# What is it ? 4 hole plug on 9.5 KVA generator



## Biker (Nov 10, 2012)

Hi all, 

A friend picked up a petrol driven 9.5 kva generator from a sale..

The big orange connector box has a flip up clear lid 
with four evenly spaced holes for the 'plug' to push into.. 

We don't recognise the plug ?

Maybe someone with sparky know how might have a clue..
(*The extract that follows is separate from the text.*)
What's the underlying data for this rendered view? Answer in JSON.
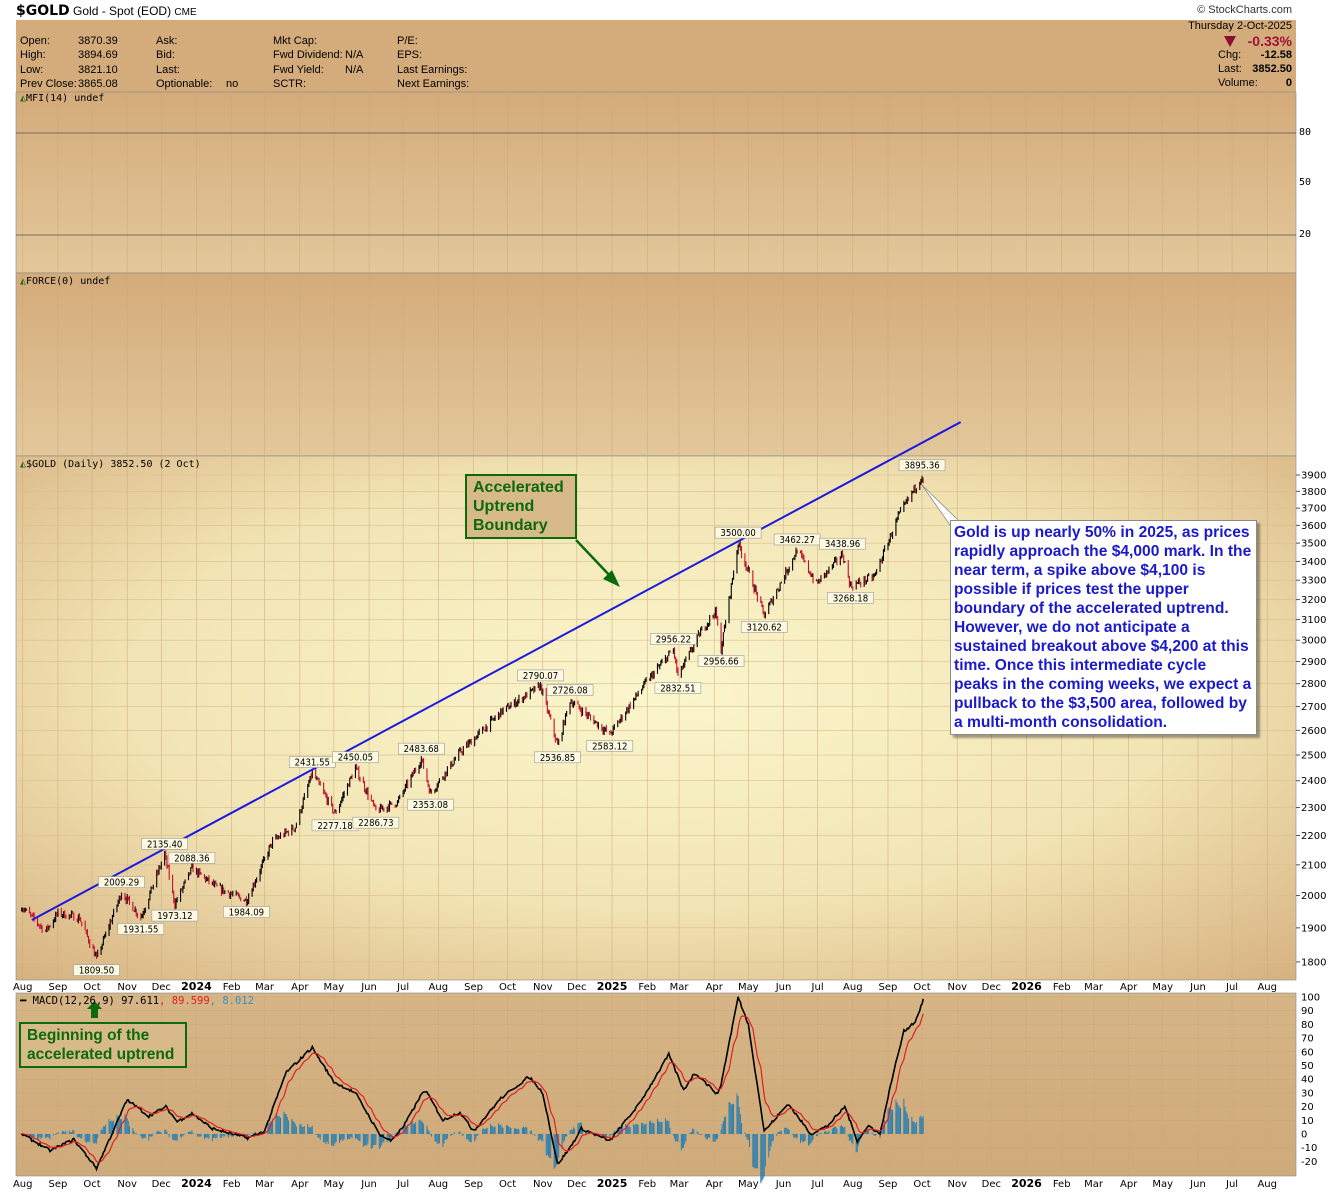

What would push into such a connection ?

It's a nice looking bit of gear.. we are looking to run a welder from it..
Thinking to remove the connector and replace it with a regular fitting..

Any takers.. Thanks


----------



## pogobill (Jan 31, 2012)

I have a hunch that the 4 prong plug outlet on your generator is to connect your genset to a transfer switch to power your house in case of a power outage. It should supply 120/240 volts, or at least it does up here in the great white north! If it's a local genset, it could be 230/415, just not familiar with things down under. 
Here in Canada our electrical service provides 240 volts split between two buss bars. That way you have 120 volts on each side for house hold power requirements, and if you need, you can also feed 240 volts for things like welders, clothes driers, electric baseboard heaters and stoves for example. I think you would need to wire a four wire cable into a transfer switch that you could plug into your generator in case of a power outage. The transfer switch is required to isolate the incoming power line when using a generator so that you don't back feed the mains and zap some poor bugger out on the power line doing repairs!


----------



## Biker (Nov 10, 2012)

Thanks, yes it may be a transfer.. I'll re-post when we know for sure what it is.. with a pic if I can do that .


----------



## FerretHead (Dec 8, 2015)

That is a 3 phase outlet, lets you run even bigger gear.


----------



## Aircommuter (Jun 12, 2016)

I doubt it is 3ph on a generator that small. Most generators that size have a receptacle like that. It would be two 120v legs, one neutral and one safety ground . That would allow 120 and 240, if you were going to run a 240 welder that would be the one you want. It should have two slots the same size, those would be the 120 legs, then one larger slot would be the neutral, and one with a notch would be the safety ground (earth).


----------